STEVENSON
Total Nutraceutical to debut horse supplement
Total Nutraceutical Solutions Inc. introduced a mushroom-enriched vitamin D2 dietary supplement for horses this week.
The Stevenson company said it would unveil the product, EquiSANO-D, at a convention this weekend of the American Association of Equine Practitioners. Company researchers Tony Basile, president, and Marvin Hausman will make the presentation.
Total Nutraceutical will market EquiSANO-D as a product that alleviates inflammation and other equestrian ailments. The company focuses on the research and development of products comprised of organic natural mushroom compounds, including nutritional tools and products for the fields of animal husbandry and livestock feed.
DALLAS
Southwest traffic rose 11.7 percent in November
Southwest Airlines Co. said Friday that November traffic jumped 11.7 percent over the same month last year, when recession and shock waves in the financial industry were hurting business travel.
Southwest said revenue for each seat it offered, a closely watched measurement in the airline industry, rose about 12 percent.
Meanwhile, the airline was reducing seats, which caused planes to fly closer to full.
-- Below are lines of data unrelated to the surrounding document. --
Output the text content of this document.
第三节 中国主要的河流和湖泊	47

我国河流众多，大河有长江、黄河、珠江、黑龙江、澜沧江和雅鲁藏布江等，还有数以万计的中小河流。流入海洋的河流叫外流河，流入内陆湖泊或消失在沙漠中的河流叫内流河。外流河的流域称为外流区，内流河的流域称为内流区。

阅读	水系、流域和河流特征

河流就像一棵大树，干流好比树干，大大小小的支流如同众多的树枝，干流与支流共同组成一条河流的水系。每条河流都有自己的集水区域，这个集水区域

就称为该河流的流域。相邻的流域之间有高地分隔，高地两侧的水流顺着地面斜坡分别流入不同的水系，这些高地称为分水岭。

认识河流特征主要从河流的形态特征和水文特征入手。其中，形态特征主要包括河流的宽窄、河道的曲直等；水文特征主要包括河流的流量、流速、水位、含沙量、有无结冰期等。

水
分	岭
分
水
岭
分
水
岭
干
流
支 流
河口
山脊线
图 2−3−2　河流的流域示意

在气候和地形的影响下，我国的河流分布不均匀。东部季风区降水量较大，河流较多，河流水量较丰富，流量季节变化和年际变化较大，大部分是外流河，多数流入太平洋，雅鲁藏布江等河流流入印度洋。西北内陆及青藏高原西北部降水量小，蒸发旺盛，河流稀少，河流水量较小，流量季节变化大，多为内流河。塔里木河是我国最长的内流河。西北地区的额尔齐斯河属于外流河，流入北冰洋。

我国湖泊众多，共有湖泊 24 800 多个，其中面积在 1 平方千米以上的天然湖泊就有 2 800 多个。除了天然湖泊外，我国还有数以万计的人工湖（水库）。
The average November flight took off with 76.5 percent of the seats filled, compared with 63.2 percent a year earlier.
NEW YORK
Dollar and supply trump jobs data; crude falls
Oil prices ended the week tumbling to a seven-week low as massive crude supplies and a surging dollar overshadowed encouraging job numbers.
The U.S. dollar, which is used to price crude contracts, has had an especially heavy influence on oil trading this year. It’s helped oil double in price from $40 to more than $80 a barrel in the past several months despite weak consumer demand and bloated supplies.
But as the greenback rallied Friday, oil prices started to fall.
Benchmark crude for January delivery lost 99 cents to settle at $75.47 a barrel on the New York Mercantile Exchange.
WASHINGTON
Treasury gets $146.5 million for Capital One warrants
The Treasury Department said Friday that it received $146.5 million for the warrants of Capital One Financial Corp. in the first auction of warrants the government received as part of the $700 billion financial system bailout.
The auction resulted in a price of $11.75 per warrant. Warrants are financial instruments that allow the holder to buy stock in the future at a fixed price. Each warrant gives the owner the right to purchase one share of Capital One stock for $42.13.